Wohin könnte ich fliehen vor deinem Geist,
wohin mich vor deinem Angesicht flüchten?
Steige ich hinauf in den Himmel, so bist du dort;
bette ich mich in der Unterwelt, bist du zugegen.
Nehme ich die Flügel des Morgenrots
und lasse mich nieder am äußersten Meer,
auch dort wird deine Hand mich ergreifen
und deine Rechte mich fassen.
Würde ich sagen: ›Finsternis soll mich bedecken,
statt Licht soll Nacht mich umgeben‹,
auch die Finsternis wäre für dich nicht finster,
die Nacht würde leuchten wie der Tag,
die Finsternis wäre wie Licht.
Denn du hast mein Inneres geschaffen,
mich gewoben im Schoß meiner Mutter.
Ich danke dir, daß du mich so wunderbar gestaltet hast.

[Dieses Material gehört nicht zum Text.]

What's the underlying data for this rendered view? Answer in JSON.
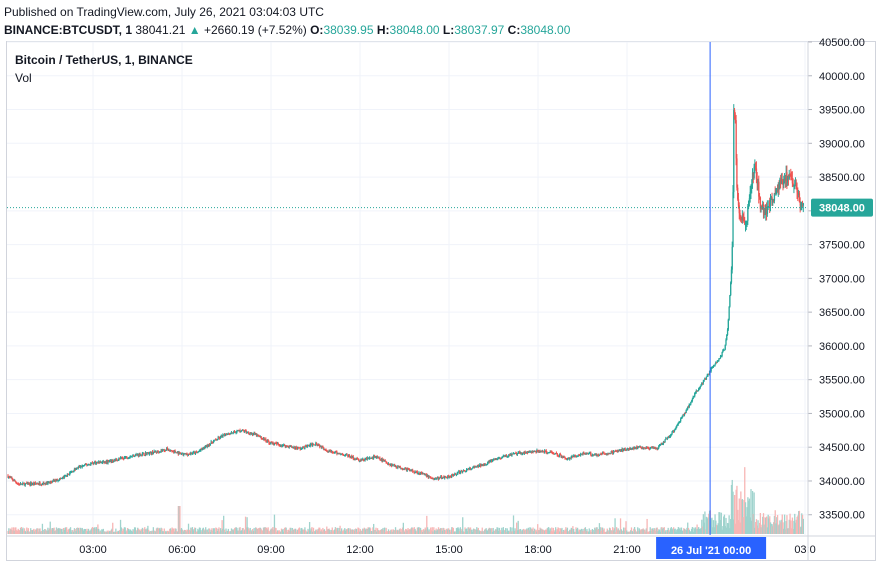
{
  "header": {
    "published": "Published on TradingView.com, July 26, 2021 03:04:03 UTC",
    "symbol": "BINANCE:BTCUSDT, 1",
    "last": "38041.21",
    "change_arrow": "▲",
    "change": "+2660.19 (+7.52%)",
    "o_label": "O:",
    "o_value": "38039.95",
    "h_label": "H:",
    "h_value": "38048.00",
    "l_label": "L:",
    "l_value": "38037.97",
    "c_label": "C:",
    "c_value": "38048.00"
  },
  "legend": {
    "title": "Bitcoin / TetherUS, 1, BINANCE",
    "vol": "Vol"
  },
  "colors": {
    "up": "#26a69a",
    "down": "#ef5350",
    "vol_up": "#9fd3cd",
    "vol_down": "#f7b6b5",
    "crosshair": "#2962ff",
    "badge": "#2962ff",
    "grid": "#f0f3fa",
    "axis_text": "#131722"
  },
  "chart_data": {
    "type": "candlestick",
    "title": "Bitcoin / TetherUS, 1, BINANCE",
    "ylim": [
      33200,
      40500
    ],
    "y_ticks": [
      "40500.00",
      "40000.00",
      "39500.00",
      "39000.00",
      "38500.00",
      "38000.00",
      "37500.00",
      "37000.00",
      "36500.00",
      "36000.00",
      "35500.00",
      "35000.00",
      "34500.00",
      "34000.00",
      "33500.00"
    ],
    "y_tick_values": [
      40500,
      40000,
      39500,
      39000,
      38500,
      38000,
      37500,
      37000,
      36500,
      36000,
      35500,
      35000,
      34500,
      34000,
      33500
    ],
    "x_ticks": [
      "03:00",
      "06:00",
      "09:00",
      "12:00",
      "15:00",
      "18:00",
      "21:00",
      "03:0"
    ],
    "x_tick_hours": [
      3,
      6,
      9,
      12,
      15,
      18,
      21,
      27
    ],
    "x_range_hours": [
      0.1,
      27.1
    ],
    "current_price": "38048.00",
    "current_price_value": 38048,
    "crosshair_label": "26 Jul '21   00:00",
    "crosshair_hour": 23.8,
    "price_path": [
      [
        0.1,
        34080
      ],
      [
        0.5,
        33950
      ],
      [
        1.0,
        33960
      ],
      [
        1.5,
        33970
      ],
      [
        2.0,
        34050
      ],
      [
        2.5,
        34200
      ],
      [
        3.0,
        34270
      ],
      [
        3.5,
        34280
      ],
      [
        4.0,
        34340
      ],
      [
        4.5,
        34390
      ],
      [
        5.0,
        34420
      ],
      [
        5.5,
        34470
      ],
      [
        6.0,
        34390
      ],
      [
        6.5,
        34420
      ],
      [
        7.0,
        34570
      ],
      [
        7.5,
        34700
      ],
      [
        8.0,
        34750
      ],
      [
        8.5,
        34680
      ],
      [
        9.0,
        34560
      ],
      [
        9.5,
        34520
      ],
      [
        10.0,
        34480
      ],
      [
        10.5,
        34560
      ],
      [
        11.0,
        34430
      ],
      [
        11.5,
        34390
      ],
      [
        12.0,
        34300
      ],
      [
        12.5,
        34360
      ],
      [
        13.0,
        34250
      ],
      [
        13.5,
        34180
      ],
      [
        14.0,
        34120
      ],
      [
        14.5,
        34030
      ],
      [
        15.0,
        34070
      ],
      [
        15.5,
        34150
      ],
      [
        16.0,
        34220
      ],
      [
        16.5,
        34310
      ],
      [
        17.0,
        34380
      ],
      [
        17.5,
        34420
      ],
      [
        18.0,
        34440
      ],
      [
        18.5,
        34420
      ],
      [
        19.0,
        34330
      ],
      [
        19.5,
        34410
      ],
      [
        20.0,
        34390
      ],
      [
        20.5,
        34420
      ],
      [
        21.0,
        34480
      ],
      [
        21.5,
        34500
      ],
      [
        22.0,
        34470
      ],
      [
        22.5,
        34700
      ],
      [
        23.0,
        35050
      ],
      [
        23.3,
        35300
      ],
      [
        23.6,
        35500
      ],
      [
        23.9,
        35700
      ],
      [
        24.1,
        35800
      ],
      [
        24.3,
        35980
      ],
      [
        24.4,
        36300
      ],
      [
        24.5,
        37000
      ],
      [
        24.55,
        37500
      ],
      [
        24.6,
        39500
      ],
      [
        24.65,
        39300
      ],
      [
        24.7,
        38300
      ],
      [
        24.8,
        38000
      ],
      [
        25.0,
        37800
      ],
      [
        25.1,
        38100
      ],
      [
        25.3,
        38700
      ],
      [
        25.5,
        38100
      ],
      [
        25.7,
        38000
      ],
      [
        25.9,
        38200
      ],
      [
        26.1,
        38350
      ],
      [
        26.3,
        38500
      ],
      [
        26.5,
        38450
      ],
      [
        26.7,
        38300
      ],
      [
        26.9,
        38050
      ]
    ],
    "volume_level": "low until the 23:00 breakout, then sharp spikes through 03:00"
  }
}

Ich weiß: Wunderbar sind deine Werke.264
Lange stand ich so auf unserem Haus und ließ den Traum vom Menschen in mir nachklingen. Die Herrschaft der Tiere konnte nicht ewig dauern. Irgendwann mußte der Mensch erscheinen – der wahre Mensch. Und alle würden in ihm die Züge Jesu erkennen.
Dann ging ich ins Unterzimmer und weckte Baruch. Wir aßen gemeinsam das Frühstück, teilten das Brot, tranken aus demselben Kelch und freuten uns, daß wir zusammen waren.
Anstatt eines Nachworts
Sehr geehrter Herr Kratzinger,
Sie fragen nach Abschluß des Buches, ob ich Ihnen ein paar Literaturhinweise geben könnte. Sie sind neugierig, von welcher wissenschaftlichen Literatur mein Bild von Jesus und seiner Zeit abhängig ist. Ich möchte nur die wichtigsten Titel nennen.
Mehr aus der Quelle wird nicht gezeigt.